Obiettivo irrinunciabile di un tale progetto in locazione è quello di promuovere, attraverso un servizio di alta qualità, una “nuova cultura dell’affitto”, in cui tali luoghi possano essere curati e “prodotti” dalla stessa comunità insediata.
Si tratta quindi di promuovere la realizzazione di ambienti accoglienti e ben forniti di supporto alla vita quotidiana (come depositi, lavanderia comune, piccoli laboratori) o anche orientati a ospitare attività per l’incontro e il tempo libero (spazi multifunzione e animativi, sale studio, etc.). Questi non devono necessariamente essere riservati in modo esclusivo agli inquilini, ma possono aprirsi anche all’esterno, partecipando alla costruzione di un contesto di qualità e innervando la realtà territoriale di vivacità sociale (garantendone così anche una maggiore sicurezza).
Il progetto sulla casa, inteso in questa forma, lavora al rafforzamento di un’interpretazione nella quale l’abitare non si riduce alla sola dimensione edilizia e costruttiva, ma ricerca relazioni con altre funzioni (commerciali, culturali, assistenziali, etc.), superando la mono-funzionalità dei comparti e rispondendo così ad altri bisogni presenti nel contesto locale.
La finalità è quella di realizzare edifici di elevata qualità dal punto di vista non solo compositivo-architettonico (aspetto che include spazi accessibili e riconfigurabili), ma anche funzionale e prestazionale, puntando sulla qualità dei componenti, sull’elevata dotazione tecnologica e sul ricorso a sistemi di produzione energetica integrati che sfruttano fonti rinnovabili.
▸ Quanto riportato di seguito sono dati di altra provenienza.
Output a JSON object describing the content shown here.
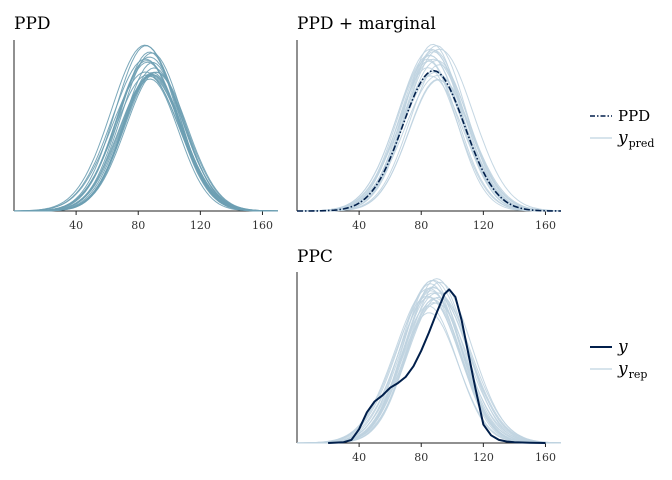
{
  "chart_data": [
    {
      "type": "density",
      "title": "PPD",
      "xlabel": "",
      "ylabel": "",
      "xlim": [
        0,
        170
      ],
      "x_ticks": [
        "40",
        "80",
        "120",
        "160"
      ],
      "x_tick_values": [
        40,
        80,
        120,
        160
      ],
      "series": [
        {
          "role": "draws",
          "count": 20,
          "color": "#6d9eb3",
          "center_range": [
            84,
            92
          ],
          "sd_range": [
            18,
            22
          ]
        }
      ]
    },
    {
      "type": "density",
      "title": "PPD + marginal",
      "xlabel": "",
      "ylabel": "",
      "xlim": [
        0,
        170
      ],
      "x_ticks": [
        "40",
        "80",
        "120",
        "160"
      ],
      "x_tick_values": [
        40,
        80,
        120,
        160
      ],
      "series": [
        {
          "role": "draws",
          "count": 20,
          "color": "#bfd3e0",
          "center_range": [
            84,
            92
          ],
          "sd_range": [
            18,
            22
          ]
        },
        {
          "role": "marginal",
          "color": "#011f4b",
          "line": "dashdot",
          "center": 88,
          "sd": 20
        }
      ],
      "legend": {
        "placement": "right",
        "items": [
          {
            "label": "PPD",
            "style": "dashdot",
            "color": "#011f4b"
          },
          {
            "label": "y",
            "sub": "pred",
            "style": "solid",
            "color": "#bfd3e0"
          }
        ]
      }
    },
    {
      "type": "density",
      "title": "PPC",
      "xlabel": "",
      "ylabel": "",
      "xlim": [
        0,
        170
      ],
      "x_ticks": [
        "40",
        "80",
        "120",
        "160"
      ],
      "x_tick_values": [
        40,
        80,
        120,
        160
      ],
      "series": [
        {
          "role": "yrep",
          "count": 20,
          "color": "#bfd3e0",
          "center_range": [
            84,
            92
          ],
          "sd_range": [
            18,
            22
          ]
        },
        {
          "role": "y",
          "color": "#011f4b",
          "line": "solid",
          "x": [
            20,
            30,
            35,
            40,
            45,
            50,
            55,
            60,
            65,
            70,
            75,
            80,
            85,
            90,
            95,
            98,
            102,
            106,
            110,
            115,
            120,
            125,
            130,
            135,
            140,
            150,
            160
          ],
          "density": [
            0.0,
            0.005,
            0.02,
            0.09,
            0.2,
            0.27,
            0.31,
            0.36,
            0.39,
            0.43,
            0.5,
            0.6,
            0.72,
            0.85,
            0.97,
            1.0,
            0.95,
            0.8,
            0.6,
            0.35,
            0.12,
            0.05,
            0.02,
            0.01,
            0.005,
            0.002,
            0.0
          ]
        }
      ],
      "legend": {
        "placement": "right",
        "items": [
          {
            "label": "y",
            "style": "solid",
            "color": "#011f4b"
          },
          {
            "label": "y",
            "sub": "rep",
            "style": "solid",
            "color": "#bfd3e0"
          }
        ]
      }
    }
  ]
}
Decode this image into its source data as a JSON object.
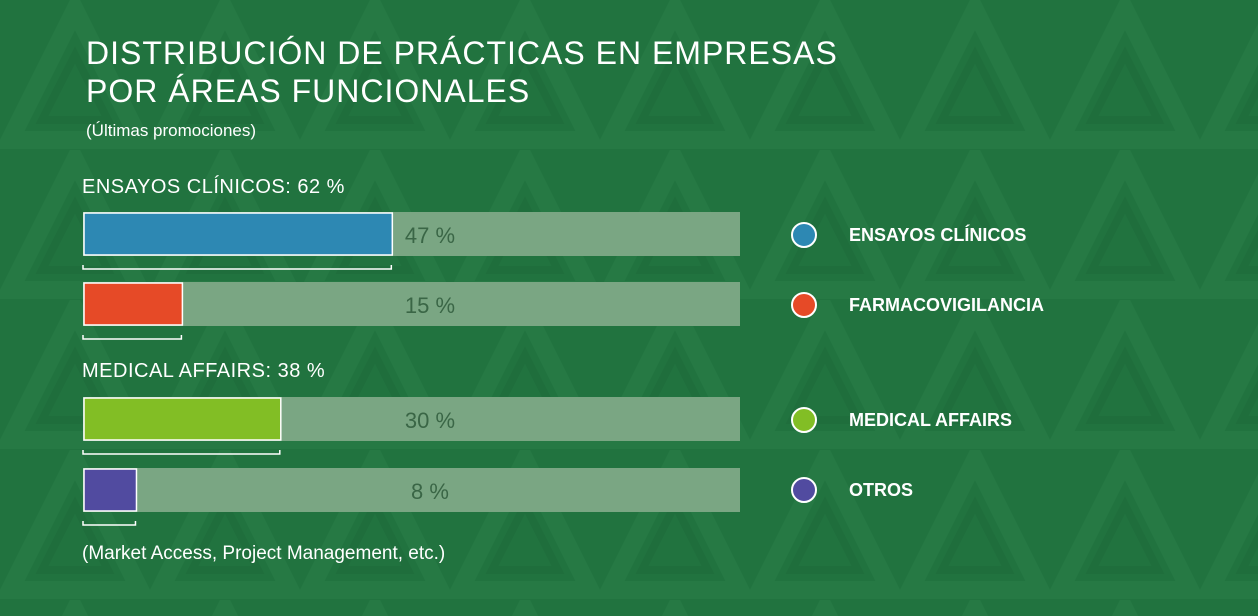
{
  "chart_data": {
    "type": "bar",
    "orientation": "horizontal",
    "title": [
      "DISTRIBUCIÓN DE PRÁCTICAS EN EMPRESAS",
      "POR ÁREAS FUNCIONALES"
    ],
    "subtitle": "(Últimas promociones)",
    "xlim": [
      0,
      100
    ],
    "grid": false,
    "legend_position": "right",
    "groups": [
      {
        "label": "ENSAYOS CLÍNICOS: 62 %",
        "bars": [
          0,
          1
        ]
      },
      {
        "label": "MEDICAL AFFAIRS: 38 %",
        "bars": [
          2,
          3
        ]
      }
    ],
    "categories": [
      "ENSAYOS CLÍNICOS",
      "FARMACOVIGILANCIA",
      "MEDICAL AFFAIRS",
      "OTROS"
    ],
    "values": [
      47,
      15,
      30,
      8
    ],
    "value_labels": [
      "47 %",
      "15 %",
      "30 %",
      "8 %"
    ],
    "colors": [
      "#2d88b3",
      "#e64a27",
      "#82be25",
      "#514ba0"
    ],
    "track_color": "#7aa683",
    "value_label_color": "#3a6646",
    "legend": [
      {
        "label": "ENSAYOS CLÍNICOS",
        "color": "#2d88b3"
      },
      {
        "label": "FARMACOVIGILANCIA",
        "color": "#e64a27"
      },
      {
        "label": "MEDICAL AFFAIRS",
        "color": "#82be25"
      },
      {
        "label": "OTROS",
        "color": "#514ba0"
      }
    ],
    "footnote": "(Market Access, Project Management, etc.)"
  }
}
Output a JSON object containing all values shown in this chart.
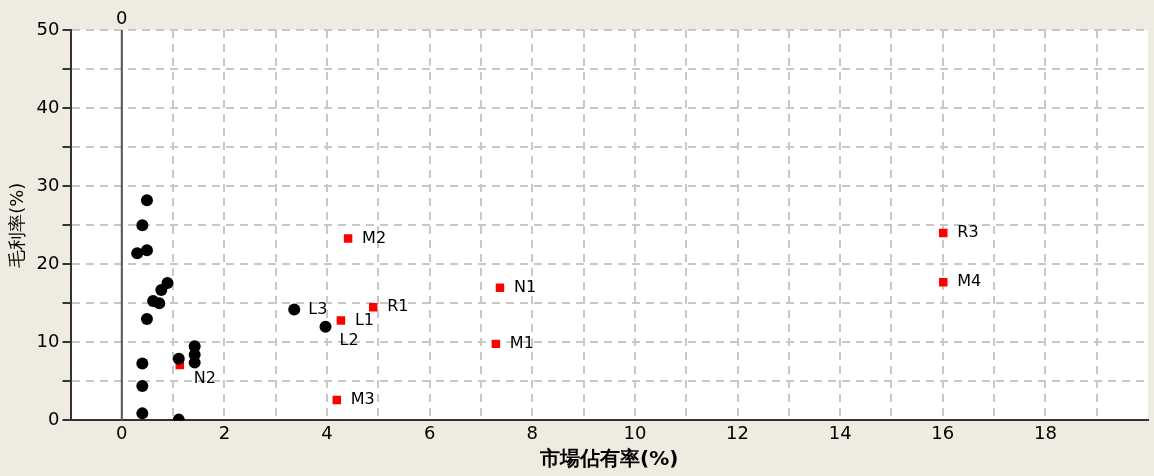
{
  "chart_data": {
    "type": "scatter",
    "xlabel": "市場佔有率(%)",
    "ylabel": "毛利率(%)",
    "xlim": [
      -1,
      20
    ],
    "ylim": [
      0,
      50
    ],
    "xticks": [
      0,
      {
        "value": 1,
        "label": null
      },
      2,
      {
        "value": 3,
        "label": null
      },
      4,
      {
        "value": 5,
        "label": null
      },
      6,
      {
        "value": 7,
        "label": null
      },
      8,
      {
        "value": 9,
        "label": null
      },
      10,
      {
        "value": 11,
        "label": null
      },
      12,
      {
        "value": 13,
        "label": null
      },
      14,
      {
        "value": 15,
        "label": null
      },
      16,
      {
        "value": 17,
        "label": null
      },
      18,
      {
        "value": 19,
        "label": null
      }
    ],
    "yticks": [
      0,
      {
        "value": 5,
        "label": null
      },
      10,
      {
        "value": 15,
        "label": null
      },
      20,
      {
        "value": 25,
        "label": null
      },
      30,
      {
        "value": 35,
        "label": null
      },
      40,
      {
        "value": 45,
        "label": null
      },
      50
    ],
    "grid": true,
    "legend": false,
    "ref_lines": [
      {
        "axis": "x",
        "value": 0,
        "label": "0",
        "color": "#555555"
      }
    ],
    "series": [
      {
        "color": "#000000",
        "marker": "circle",
        "x": [
          0.49,
          0.4,
          0.3,
          0.49,
          0.89,
          0.77,
          0.61,
          0.73,
          0.49,
          0.4,
          0.4,
          0.4,
          1.11,
          1.11,
          1.42,
          1.42,
          1.42,
          3.36,
          3.97
        ],
        "values": [
          28.2,
          25.0,
          21.4,
          21.8,
          17.6,
          16.7,
          15.3,
          15.0,
          13.0,
          7.3,
          4.4,
          0.9,
          0.1,
          7.9,
          9.5,
          8.4,
          7.4,
          14.2,
          12.0
        ]
      },
      {
        "color": "#ff0000",
        "marker": "square",
        "x": [
          1.13,
          4.41,
          4.9,
          4.27,
          7.37,
          7.29,
          4.19,
          16.01,
          16.01
        ],
        "values": [
          7.1,
          23.3,
          14.5,
          12.8,
          17.0,
          9.8,
          2.6,
          24.0,
          17.7
        ]
      }
    ],
    "annotations": [
      {
        "text": "L3",
        "x": 3.36,
        "y": 14.2
      },
      {
        "text": "L2",
        "x": 3.97,
        "y": 12.0
      },
      {
        "text": "N2",
        "x": 1.13,
        "y": 7.1
      },
      {
        "text": "M2",
        "x": 4.41,
        "y": 23.3
      },
      {
        "text": "R1",
        "x": 4.9,
        "y": 14.5
      },
      {
        "text": "L1",
        "x": 4.27,
        "y": 12.8
      },
      {
        "text": "N1",
        "x": 7.37,
        "y": 17.0
      },
      {
        "text": "M1",
        "x": 7.29,
        "y": 9.8
      },
      {
        "text": "M3",
        "x": 4.19,
        "y": 2.6
      },
      {
        "text": "R3",
        "x": 16.01,
        "y": 24.0
      },
      {
        "text": "M4",
        "x": 16.01,
        "y": 17.7
      }
    ]
  }
}
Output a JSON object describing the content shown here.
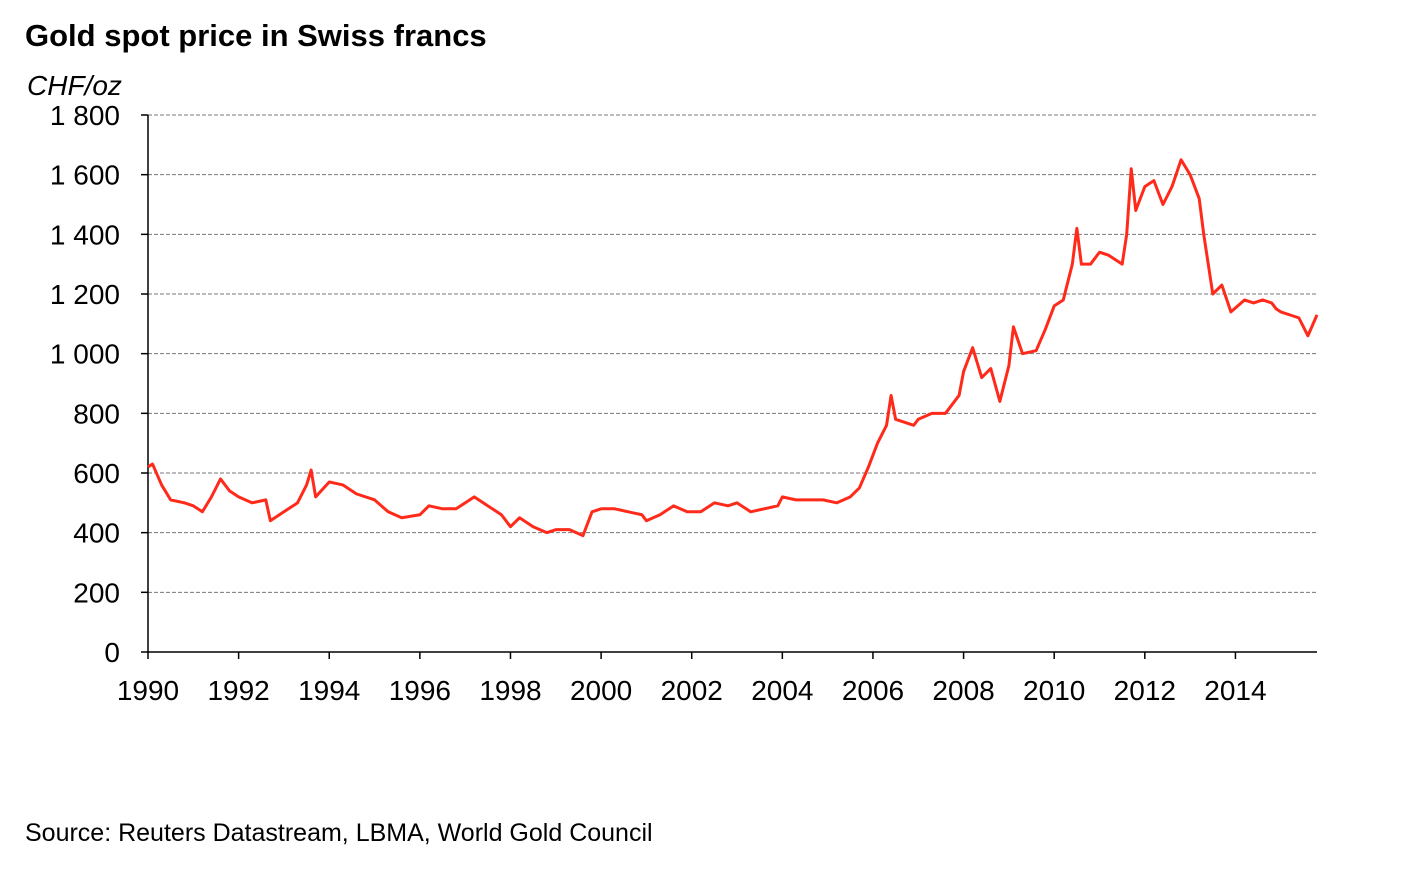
{
  "chart_data": {
    "type": "line",
    "title": "Gold spot price in Swiss francs",
    "y_label": "CHF/oz",
    "source": "Source: Reuters Datastream, LBMA, World Gold Council",
    "grid": true,
    "xlim": [
      1990,
      2015.8
    ],
    "xticks": [
      1990,
      1992,
      1994,
      1996,
      1998,
      2000,
      2002,
      2004,
      2006,
      2008,
      2010,
      2012,
      2014
    ],
    "ylim": [
      0,
      1800
    ],
    "yticks": [
      0,
      200,
      400,
      600,
      800,
      {
        "value": 1000,
        "label": "1 000"
      },
      {
        "value": 1200,
        "label": "1 200"
      },
      {
        "value": 1400,
        "label": "1 400"
      },
      {
        "value": 1600,
        "label": "1 600"
      },
      {
        "value": 1800,
        "label": "1 800"
      }
    ],
    "x": [
      1990.0,
      1990.1,
      1990.3,
      1990.5,
      1990.8,
      1991.0,
      1991.2,
      1991.4,
      1991.6,
      1991.8,
      1992.0,
      1992.3,
      1992.6,
      1992.7,
      1993.0,
      1993.3,
      1993.5,
      1993.6,
      1993.7,
      1994.0,
      1994.3,
      1994.6,
      1995.0,
      1995.3,
      1995.6,
      1996.0,
      1996.2,
      1996.5,
      1996.8,
      1997.0,
      1997.2,
      1997.5,
      1997.8,
      1998.0,
      1998.2,
      1998.5,
      1998.8,
      1999.0,
      1999.3,
      1999.6,
      1999.8,
      2000.0,
      2000.3,
      2000.6,
      2000.9,
      2001.0,
      2001.3,
      2001.6,
      2001.9,
      2002.2,
      2002.5,
      2002.8,
      2003.0,
      2003.3,
      2003.6,
      2003.9,
      2004.0,
      2004.3,
      2004.6,
      2004.9,
      2005.2,
      2005.5,
      2005.7,
      2005.9,
      2006.1,
      2006.3,
      2006.4,
      2006.5,
      2006.7,
      2006.9,
      2007.0,
      2007.3,
      2007.6,
      2007.9,
      2008.0,
      2008.2,
      2008.4,
      2008.6,
      2008.8,
      2009.0,
      2009.1,
      2009.3,
      2009.6,
      2009.8,
      2010.0,
      2010.2,
      2010.4,
      2010.5,
      2010.6,
      2010.8,
      2011.0,
      2011.2,
      2011.5,
      2011.6,
      2011.7,
      2011.8,
      2012.0,
      2012.2,
      2012.4,
      2012.6,
      2012.8,
      2013.0,
      2013.2,
      2013.3,
      2013.5,
      2013.7,
      2013.9,
      2014.2,
      2014.4,
      2014.6,
      2014.8,
      2014.9,
      2015.0,
      2015.2,
      2015.4,
      2015.6,
      2015.8
    ],
    "series": [
      {
        "color": "#ff2a1a",
        "values": [
          620,
          630,
          560,
          510,
          500,
          490,
          470,
          520,
          580,
          540,
          520,
          500,
          510,
          440,
          470,
          500,
          560,
          610,
          520,
          570,
          560,
          530,
          510,
          470,
          450,
          460,
          490,
          480,
          480,
          500,
          520,
          490,
          460,
          420,
          450,
          420,
          400,
          410,
          410,
          390,
          470,
          480,
          480,
          470,
          460,
          440,
          460,
          490,
          470,
          470,
          500,
          490,
          500,
          470,
          480,
          490,
          520,
          510,
          510,
          510,
          500,
          520,
          550,
          620,
          700,
          760,
          860,
          780,
          770,
          760,
          780,
          800,
          800,
          860,
          940,
          1020,
          920,
          950,
          840,
          960,
          1090,
          1000,
          1010,
          1080,
          1160,
          1180,
          1300,
          1420,
          1300,
          1300,
          1340,
          1330,
          1300,
          1400,
          1620,
          1480,
          1560,
          1580,
          1500,
          1560,
          1650,
          1600,
          1520,
          1400,
          1200,
          1230,
          1140,
          1180,
          1170,
          1180,
          1170,
          1150,
          1140,
          1130,
          1120,
          1060,
          1130
        ]
      }
    ]
  }
}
Queste scelte, se da un lato possono apparire maggiormente onerose in fase di realizzazione delle strutture, consentono tuttavia di contenere significativamente i costi nelle successive fasi legate al ciclo di vita degli edifici e rappresentano, inoltre, un importante fattore in grado di qualificare e valorizzare l’intervento per chi lo promuove, per chi lo assume, per chi lo abita.